Our main goal in the diagnosis and treatment methods applied with a multidisciplinary approach in our Obesity Center is to enable patients to lose weight regularly and to ensure that the weight they lose is permanent.
Behavior Change Therapy
Stomach Balloon Application
With Malabsorbtive (Absorption Disruptive) Surgery Mix
Patients who apply to the obesity center, under the supervision of nutrition
and diet specialists experienced in obesity, are prepared personalized diet
programs for each patient before and after surgery according to their
nutritional habits and special health conditions. Patients are followed by
a nutritionist throughout the diet program.
Obese patients often experience health problems while exercising due to their
excessive weight. These problems may cause the patient to stop exercising
altogether. After bariatric surgery, our exercise programs are gradually
organized by the Obesity Surgery Coordinator.
patient has any metabolic problems that cause weight gain, drug
treatment is applied by specialist doctors to eliminate these
problems. There is no medical treatment with proven efficacy for the
treatment of morbid obesity.
One of the main causes of obesity is wrong eating habits. Problems such as depression are common among patients living with obesity and recovery from this behavioral pattern. In addition, group
therapy is applied by experts in the field so that patients who have undergone
bariatric surgery can continue the next process in a healthier manner.

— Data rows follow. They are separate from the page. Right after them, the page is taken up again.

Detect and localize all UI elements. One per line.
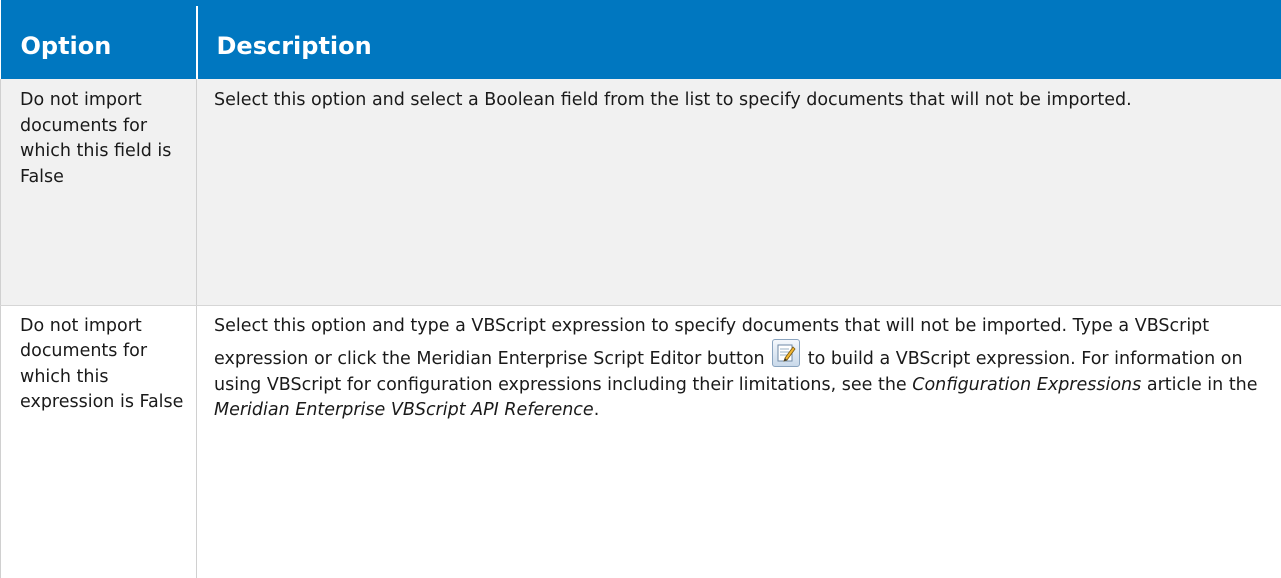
option-cell: Do not import documents for which this f… [1,79,197,305]
table-row: Do not import documents for which this f… [1,79,1281,305]
table-header-row: Option Description [1,3,1281,79]
doc-reference: Configuration Expressions [912,375,1141,395]
description-text: article in the [1141,375,1257,395]
doc-reference: Meridian Enterprise VBScript API Referen… [214,400,594,420]
header-option: Option [1,3,197,79]
script-editor-icon [772,339,800,367]
table-row: Do not import documents for which this e… [1,305,1281,578]
options-table: Option Description Do not import documen… [0,0,1281,578]
description-text: . [594,400,600,420]
header-description: Description [197,3,1281,79]
description-cell: Select this option and type a VBScript e… [197,305,1281,578]
option-cell: Do not import documents for which this e… [1,305,197,578]
description-cell: Select this option and select a Boolean … [197,79,1281,305]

Patients who have been living morbidly obese (BMI> 40) for more than 5 years have a 1-3% chance of experiencing permanent weight loss with any of the medical treatment methods.
this method, a balloon is placed and inflated by mouth into the stomach with an
endoscopy device. Thus, the functional stomach capacity of the patient is
filled and the eating habits are tried to be gained less frequently. An
important difference from other methods is that the balloon should be removed
after 1 year. This method is applied to patients who do not meet the
criteria for obesity surgery, who meet the surgical criteria but do not want to
undergo surgery, or to patients who are required to lose weight before surgery
to reduce the risk in patients who are at high risk of surgery.

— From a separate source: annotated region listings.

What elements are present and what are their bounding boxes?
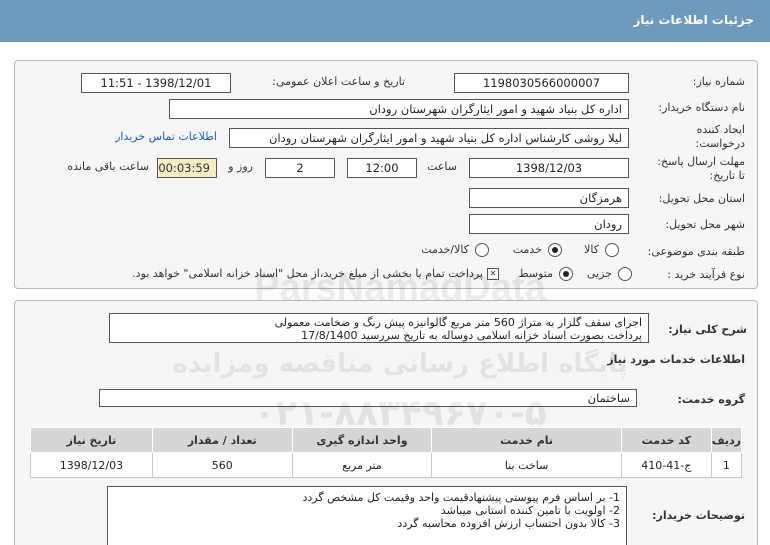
category-radio-service[interactable] — [548, 243, 562, 257]
service-group-field: ساختمان — [99, 389, 637, 407]
buyer-field: اداره کل بنیاد شهید و امور ایثارگران شهر… — [169, 99, 629, 119]
announce-field: 1398/12/01 - 11:51 — [81, 73, 231, 93]
col-row: ردیف — [710, 427, 743, 453]
remaining-timer: 00:03:59 — [157, 158, 217, 178]
buyer-note-3: 3- کالا بدون احتساب ارزش افزوده محاسبه گ… — [397, 517, 620, 530]
summary-line-2: پرداخت بصورت اسناد خزانه اسلامی دوساله ب… — [301, 329, 642, 342]
province-field: هرمزگان — [469, 188, 629, 208]
process-radio-minor[interactable] — [618, 267, 632, 281]
buyer-notes-label: توضیحات خریدار: — [652, 509, 745, 522]
col-name: نام خدمت — [431, 427, 622, 453]
deadline-label-1: مهلت ارسال پاسخ: — [657, 155, 745, 168]
category-radio-goods-service[interactable] — [475, 243, 489, 257]
treasury-payment-note: پرداخت تمام یا بخشی از مبلغ خرید،از محل … — [132, 267, 483, 280]
deadline-time-field: 12:00 — [347, 158, 417, 178]
service-group-label: گروه خدمت: — [677, 393, 745, 406]
process-option-medium: متوسط — [518, 267, 553, 280]
services-info-heading: اطلاعات خدمات مورد نیاز — [607, 353, 745, 366]
process-radio-medium[interactable] — [559, 267, 573, 281]
need-number-label: شماره نیاز: — [692, 75, 745, 88]
table-row: 1 ج-41-410 ساخت بنا متر مربع 560 1398/12… — [30, 452, 743, 478]
col-date: تاریخ نیاز — [30, 427, 153, 453]
city-field: رودان — [469, 214, 629, 234]
city-label: شهر محل تحویل: — [665, 218, 745, 231]
summary-field: اجرای سقف گلزار به متراژ 560 متر مربع گا… — [109, 313, 649, 343]
days-label: روز و — [228, 160, 253, 173]
category-option-service: خدمت — [512, 243, 542, 256]
buyer-notes-field: 1- بر اساس فرم پیوستی پیشنهادقیمت واحد و… — [107, 486, 627, 545]
remaining-label: ساعت باقی مانده — [67, 160, 149, 173]
summary-label: شرح کلی نیاز: — [668, 323, 747, 336]
col-quantity: تعداد / مقدار — [151, 427, 293, 453]
need-details-panel: شماره نیاز: 1198030566000007 تاریخ و ساع… — [14, 60, 758, 289]
page-title: جزئیات اطلاعات نیاز — [633, 13, 754, 27]
treasury-payment-checkbox[interactable]: ✕ — [487, 268, 499, 280]
cell-name: ساخت بنا — [431, 452, 622, 478]
process-option-minor: جزیی — [586, 267, 612, 280]
services-table: ردیف کد خدمت نام خدمت واحد اندازه گیری ت… — [30, 427, 743, 478]
buyer-note-1: 1- بر اساس فرم پیوستی پیشنهادقیمت واحد و… — [302, 491, 620, 504]
col-code: کد خدمت — [620, 427, 712, 453]
creator-field: لیلا روشی کارشناس اداره کل بنیاد شهید و … — [229, 128, 629, 148]
cell-code: ج-41-410 — [620, 452, 712, 478]
header-bar: جزئیات اطلاعات نیاز — [0, 0, 770, 42]
category-option-goods-service: کالا/خدمت — [421, 243, 469, 256]
category-label: طبقه بندی موضوعی: — [647, 245, 745, 258]
announce-label: تاریخ و ساعت اعلان عمومی: — [272, 75, 405, 88]
col-unit: واحد اندازه گیری — [291, 427, 433, 453]
need-number-field: 1198030566000007 — [454, 73, 629, 93]
cell-unit: متر مربع — [291, 452, 433, 478]
time-label: ساعت — [427, 160, 457, 173]
category-option-goods: کالا — [584, 243, 599, 256]
buyer-label: نام دستگاه خریدار: — [658, 101, 745, 114]
summary-line-1: اجرای سقف گلزار به متراژ 560 متر مربع گا… — [274, 316, 642, 329]
buyer-contact-link[interactable]: اطلاعات تماس خریدار — [115, 130, 217, 143]
cell-quantity: 560 — [151, 452, 293, 478]
days-field: 2 — [265, 158, 335, 178]
cell-date: 1398/12/03 — [30, 452, 153, 478]
deadline-date-field: 1398/12/03 — [469, 158, 629, 178]
creator-label-2: درخواست: — [695, 137, 745, 150]
services-panel: شرح کلی نیاز: اجرای سقف گلزار به متراژ 5… — [14, 300, 758, 545]
deadline-label-2: تا تاریخ: — [709, 169, 745, 182]
category-radio-goods[interactable] — [605, 243, 619, 257]
cell-row: 1 — [710, 452, 743, 478]
province-label: استان محل تحویل: — [658, 192, 745, 205]
creator-label-1: ایجاد کننده — [696, 123, 745, 136]
process-label: نوع فرآیند خرید : — [667, 268, 745, 281]
buyer-note-2: 2- اولویت با تامین کننده استانی میباشد — [440, 504, 620, 517]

Obesity surgery Obesity surgery is basically based on two bases. The first is to reduce
the amount of food the patient eats at a time (Restrictive), the second is to
prevent the digestion of food eaten (Malabsorbtive). The most appropriate
of these surgeries is life-saving when done to the right patient at the right
time. Therefore, your Obesity Surgeon must have experience in applying
Two main mechanisms are used in the surgical treatment of obesity: volume restriction and absorption
disruption. Sleeve Gastrectomy-Tube Stomach surgery is the most common volume restrictive surgery, as in the whole world.
In sleeve gastrectomy, also known as “Sleeve Gastrectomy”, it is aimed to reduce the volume of
the stomach (approximately 100-150 cc) so that the patient feels satiety with
very little food. Our patient, who does not get hungry, eats a small amount at
meal times and loses weight comfortably.
In the treatment of obesity, by-pass surgeries, which provide weight loss by disrupting absorption as well
as volume restriction, are preferred in obese patients with metabolic disorders
such as type 2 diabetes. The reason for this is that small intestine
hormones that correct insulin resistance increase thanks to by-pass. Since
the appetite hormone part is also removed with the volume restriction
component, it acts by reducing absorption and secreting diabetes correcting
hormone at the same time without being hungry.

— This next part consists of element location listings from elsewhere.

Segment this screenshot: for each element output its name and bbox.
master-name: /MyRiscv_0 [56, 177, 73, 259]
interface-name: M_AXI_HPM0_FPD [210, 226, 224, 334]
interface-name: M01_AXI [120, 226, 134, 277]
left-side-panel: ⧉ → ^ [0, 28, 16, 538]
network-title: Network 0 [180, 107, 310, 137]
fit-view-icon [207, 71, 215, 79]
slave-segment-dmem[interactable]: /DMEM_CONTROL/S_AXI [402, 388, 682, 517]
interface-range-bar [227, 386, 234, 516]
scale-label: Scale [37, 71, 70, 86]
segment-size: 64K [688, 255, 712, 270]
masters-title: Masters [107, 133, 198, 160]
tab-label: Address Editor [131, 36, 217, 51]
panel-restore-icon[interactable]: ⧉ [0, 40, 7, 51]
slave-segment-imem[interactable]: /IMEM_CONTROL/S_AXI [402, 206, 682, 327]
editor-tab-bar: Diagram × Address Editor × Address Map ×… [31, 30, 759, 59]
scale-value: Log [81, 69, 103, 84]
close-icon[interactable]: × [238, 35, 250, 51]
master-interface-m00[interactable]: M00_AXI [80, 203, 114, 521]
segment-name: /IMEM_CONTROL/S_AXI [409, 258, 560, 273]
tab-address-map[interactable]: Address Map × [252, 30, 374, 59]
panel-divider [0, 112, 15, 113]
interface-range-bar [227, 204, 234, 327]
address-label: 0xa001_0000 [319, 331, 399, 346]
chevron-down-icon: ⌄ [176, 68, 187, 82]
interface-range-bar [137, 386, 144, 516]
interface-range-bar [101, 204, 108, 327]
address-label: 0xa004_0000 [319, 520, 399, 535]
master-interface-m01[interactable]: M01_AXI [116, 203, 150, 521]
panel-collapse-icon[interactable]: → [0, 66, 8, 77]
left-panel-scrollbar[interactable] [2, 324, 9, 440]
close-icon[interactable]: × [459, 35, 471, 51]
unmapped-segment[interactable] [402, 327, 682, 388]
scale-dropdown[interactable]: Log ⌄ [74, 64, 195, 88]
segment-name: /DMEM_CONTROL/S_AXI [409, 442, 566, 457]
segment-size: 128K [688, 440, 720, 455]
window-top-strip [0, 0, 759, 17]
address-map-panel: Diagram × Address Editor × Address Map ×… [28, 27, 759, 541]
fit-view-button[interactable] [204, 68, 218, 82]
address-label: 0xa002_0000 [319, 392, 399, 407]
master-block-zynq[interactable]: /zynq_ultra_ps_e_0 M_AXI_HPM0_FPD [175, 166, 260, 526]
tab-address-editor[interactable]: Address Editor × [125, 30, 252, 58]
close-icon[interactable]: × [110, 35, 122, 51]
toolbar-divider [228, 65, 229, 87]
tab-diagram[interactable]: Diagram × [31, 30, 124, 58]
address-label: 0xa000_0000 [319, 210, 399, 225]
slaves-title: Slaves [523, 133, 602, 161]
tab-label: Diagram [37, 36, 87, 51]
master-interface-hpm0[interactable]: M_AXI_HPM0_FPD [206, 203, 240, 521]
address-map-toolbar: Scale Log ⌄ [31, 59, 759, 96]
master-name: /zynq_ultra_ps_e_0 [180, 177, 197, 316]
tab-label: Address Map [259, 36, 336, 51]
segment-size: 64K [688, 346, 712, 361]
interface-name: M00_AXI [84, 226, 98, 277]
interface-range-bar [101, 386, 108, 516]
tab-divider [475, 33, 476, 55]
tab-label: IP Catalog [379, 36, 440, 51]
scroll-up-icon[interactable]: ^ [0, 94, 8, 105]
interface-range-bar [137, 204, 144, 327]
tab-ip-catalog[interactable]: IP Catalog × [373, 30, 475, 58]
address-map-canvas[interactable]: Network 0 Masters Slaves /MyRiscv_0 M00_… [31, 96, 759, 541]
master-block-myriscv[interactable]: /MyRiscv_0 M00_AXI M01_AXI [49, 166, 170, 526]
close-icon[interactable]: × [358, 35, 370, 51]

In patients with type 2 diabetes, both pre-cellular and intracellular components are formed against
insulin. These resistance hormones originating from the digestive system
surround the cells just like an armor and prevent the entry of insulin into the
cell. Thanks to metabolic surgery, resistance hormones originating from
the digestive system are extinguished. Here, the most important effective
small intestine hormone is glucagon-like peptide-1 (GLP-1). After this
armor around the cell is opened, insulin can easily enter the cell and function
to lower blood sugar. Similarly, fat, protein metabolism, fatty liver and
damage improve 2-3 months after surgery, and intracellular signaling and
transmission mechanisms are reversed. For this purpose, the most common
operation we apply is transit bipartition surgery.